O tek kaşı havaya kalkmış, bir bana bir de elimde tuttuğum eline bakarken hiç tereddüt etmeden elini yüzüme götürüp bir kedi gibi avcuna süründüm. Bir tokat daha beklediğini ya da onu tekmeleyip terk edeceğimi düşündüğünü yüzündeki şaşkın ifadeden anlayabiliyordum. İstediğim tam da buydu, Draco Malfoy kiminle oynadığını bilmiyordu ve bu sefer öğrendiğinden emin olacaktım.
Kaşları çatılırken büyük eliyle yüzümü avuçlayıp baş parmağını dudaklarımda gezdirmeye başladığında hafifçe kıkırdadım. Erkekler çok kolaydı. Dünya üzerindeki hiçbir erkeği Draco'yu istediğim gibi isteyemeyeceğimi biliyordum ama yine de bu bir gerçekti, erkekleri manipüle etmek çok kolaydı.
Draco'nun hipnotize olmuş gibi suratımı izlediği sırada ne yapmam gerektiğini düşünüyordum. Kalbim deli gibi atıyor ve gerginliğimi ele veriyordu. Sonunda kendine gelen Draco soğuk ve büyük elini tenimden çekecek gibi olduğunda sanki hayatım buna bağlıymış gibi bileğine tutundum. Bu kadar çabuk kurtulmasına izin vermeyecektim. Onun için aptal bir sürtük olduğumu öğrenmiştim ve bu sefer sonucu ne olursa olsun aynen öyle davranacaktım.

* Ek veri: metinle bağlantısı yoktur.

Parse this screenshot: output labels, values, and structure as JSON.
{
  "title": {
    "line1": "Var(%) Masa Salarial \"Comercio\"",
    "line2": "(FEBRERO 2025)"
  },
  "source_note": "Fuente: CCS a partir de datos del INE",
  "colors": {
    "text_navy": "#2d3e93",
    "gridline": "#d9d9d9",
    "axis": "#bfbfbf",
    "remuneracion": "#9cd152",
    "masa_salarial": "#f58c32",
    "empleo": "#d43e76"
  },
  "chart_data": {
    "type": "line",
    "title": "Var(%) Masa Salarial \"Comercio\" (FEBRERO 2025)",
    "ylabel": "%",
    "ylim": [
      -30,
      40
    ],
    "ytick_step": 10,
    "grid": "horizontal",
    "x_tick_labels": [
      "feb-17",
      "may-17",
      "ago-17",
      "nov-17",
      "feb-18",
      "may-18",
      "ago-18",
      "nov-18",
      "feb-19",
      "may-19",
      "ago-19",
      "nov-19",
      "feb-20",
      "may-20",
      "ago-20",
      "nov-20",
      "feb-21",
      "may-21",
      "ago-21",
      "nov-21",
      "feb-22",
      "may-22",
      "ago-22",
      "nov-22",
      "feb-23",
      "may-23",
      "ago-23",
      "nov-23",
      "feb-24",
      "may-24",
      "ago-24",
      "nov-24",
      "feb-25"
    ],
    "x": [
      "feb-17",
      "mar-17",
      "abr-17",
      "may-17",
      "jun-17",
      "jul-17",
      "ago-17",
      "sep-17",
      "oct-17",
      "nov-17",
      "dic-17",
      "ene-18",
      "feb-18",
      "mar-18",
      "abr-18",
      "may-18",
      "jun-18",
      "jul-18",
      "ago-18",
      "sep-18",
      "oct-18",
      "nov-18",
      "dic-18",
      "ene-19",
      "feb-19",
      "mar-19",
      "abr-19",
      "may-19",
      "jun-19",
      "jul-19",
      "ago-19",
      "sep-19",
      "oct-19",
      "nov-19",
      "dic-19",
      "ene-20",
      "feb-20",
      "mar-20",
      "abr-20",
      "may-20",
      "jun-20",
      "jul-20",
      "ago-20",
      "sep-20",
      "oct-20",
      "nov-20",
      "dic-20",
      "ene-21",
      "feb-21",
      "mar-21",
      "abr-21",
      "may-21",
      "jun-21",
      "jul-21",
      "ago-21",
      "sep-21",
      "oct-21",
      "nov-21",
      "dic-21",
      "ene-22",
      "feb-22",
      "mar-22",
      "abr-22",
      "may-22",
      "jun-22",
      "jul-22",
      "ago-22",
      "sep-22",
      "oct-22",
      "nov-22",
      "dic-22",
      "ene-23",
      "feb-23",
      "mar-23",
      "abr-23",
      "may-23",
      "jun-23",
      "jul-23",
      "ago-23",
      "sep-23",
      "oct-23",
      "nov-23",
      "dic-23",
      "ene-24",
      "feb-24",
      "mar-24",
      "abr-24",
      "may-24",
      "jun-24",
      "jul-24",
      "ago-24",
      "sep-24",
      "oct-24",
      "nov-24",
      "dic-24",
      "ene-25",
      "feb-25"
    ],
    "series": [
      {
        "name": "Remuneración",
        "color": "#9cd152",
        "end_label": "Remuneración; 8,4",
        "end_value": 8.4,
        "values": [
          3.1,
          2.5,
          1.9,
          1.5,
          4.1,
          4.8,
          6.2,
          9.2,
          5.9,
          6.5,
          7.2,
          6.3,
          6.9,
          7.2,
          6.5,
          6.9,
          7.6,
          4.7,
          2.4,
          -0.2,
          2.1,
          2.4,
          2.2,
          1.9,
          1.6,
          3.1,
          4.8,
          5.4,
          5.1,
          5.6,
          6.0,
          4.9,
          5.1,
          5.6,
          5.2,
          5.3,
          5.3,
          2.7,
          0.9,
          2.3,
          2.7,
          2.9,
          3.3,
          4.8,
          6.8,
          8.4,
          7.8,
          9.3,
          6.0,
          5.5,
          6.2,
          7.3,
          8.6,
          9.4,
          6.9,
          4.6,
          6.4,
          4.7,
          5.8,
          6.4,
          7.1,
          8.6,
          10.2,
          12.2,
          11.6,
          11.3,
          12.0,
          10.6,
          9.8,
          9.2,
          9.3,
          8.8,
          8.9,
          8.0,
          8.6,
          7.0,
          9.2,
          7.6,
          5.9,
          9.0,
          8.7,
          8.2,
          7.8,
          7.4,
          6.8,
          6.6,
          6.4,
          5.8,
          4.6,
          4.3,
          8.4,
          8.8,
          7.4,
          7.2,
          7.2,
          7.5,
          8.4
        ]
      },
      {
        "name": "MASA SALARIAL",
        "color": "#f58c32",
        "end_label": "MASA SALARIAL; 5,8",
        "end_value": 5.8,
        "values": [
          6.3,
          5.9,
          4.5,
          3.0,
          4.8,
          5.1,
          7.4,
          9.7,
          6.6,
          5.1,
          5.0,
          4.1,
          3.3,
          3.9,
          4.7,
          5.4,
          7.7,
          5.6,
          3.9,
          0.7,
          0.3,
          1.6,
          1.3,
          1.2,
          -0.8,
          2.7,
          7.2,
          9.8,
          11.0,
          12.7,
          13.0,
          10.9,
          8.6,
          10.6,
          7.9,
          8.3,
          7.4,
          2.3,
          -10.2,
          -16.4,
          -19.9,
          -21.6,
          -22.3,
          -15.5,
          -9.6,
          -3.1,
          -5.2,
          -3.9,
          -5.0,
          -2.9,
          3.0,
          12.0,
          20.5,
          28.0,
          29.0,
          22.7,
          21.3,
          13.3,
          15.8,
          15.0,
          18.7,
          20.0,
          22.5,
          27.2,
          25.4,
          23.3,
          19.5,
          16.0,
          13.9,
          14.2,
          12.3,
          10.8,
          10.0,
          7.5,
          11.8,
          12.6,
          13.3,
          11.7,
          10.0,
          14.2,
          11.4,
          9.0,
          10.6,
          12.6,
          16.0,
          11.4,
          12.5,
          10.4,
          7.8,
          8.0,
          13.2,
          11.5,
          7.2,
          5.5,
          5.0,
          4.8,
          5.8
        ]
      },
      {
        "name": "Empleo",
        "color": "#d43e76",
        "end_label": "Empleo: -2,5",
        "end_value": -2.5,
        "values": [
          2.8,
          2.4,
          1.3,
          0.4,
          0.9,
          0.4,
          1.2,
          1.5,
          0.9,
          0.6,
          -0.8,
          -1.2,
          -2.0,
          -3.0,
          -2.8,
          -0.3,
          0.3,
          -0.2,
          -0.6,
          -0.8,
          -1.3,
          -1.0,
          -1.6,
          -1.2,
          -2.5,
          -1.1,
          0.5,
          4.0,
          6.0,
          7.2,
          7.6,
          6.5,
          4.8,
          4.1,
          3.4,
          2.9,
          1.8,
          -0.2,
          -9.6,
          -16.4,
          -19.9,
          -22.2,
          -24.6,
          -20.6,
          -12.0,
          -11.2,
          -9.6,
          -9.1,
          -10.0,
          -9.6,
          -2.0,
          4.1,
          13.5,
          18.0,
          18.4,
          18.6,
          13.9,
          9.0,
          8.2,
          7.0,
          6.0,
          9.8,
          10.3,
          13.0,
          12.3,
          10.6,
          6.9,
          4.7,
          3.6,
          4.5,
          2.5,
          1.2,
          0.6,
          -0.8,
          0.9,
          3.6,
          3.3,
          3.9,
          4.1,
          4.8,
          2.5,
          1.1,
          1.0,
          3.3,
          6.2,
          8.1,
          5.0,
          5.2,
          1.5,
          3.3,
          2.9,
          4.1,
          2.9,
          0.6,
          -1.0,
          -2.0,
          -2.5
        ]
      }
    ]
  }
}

Gözlerimi onun gözlerine diktim. Isırmaktan şişmiş olan dudaklarımı aralayıp Draco'nun hala aynı yerde duran baş parmağını ağzıma aldım ve dilimin ucuyla yaladım. Yüzüme vuran nefesi bir anlığına kesilmiş, kısık duran gri gözleri fal taşı gibi açılmıştı. Onu böyle sarsılmış görmek ayaklarımı yere biraz daha sağlam basmamı sağlarken dudaklarıma tırmanan aptal sırıtışa engel olamadım, Draco'nun bu savunmasız halini görmek daha da arsızlaşmama sebep olmuştu.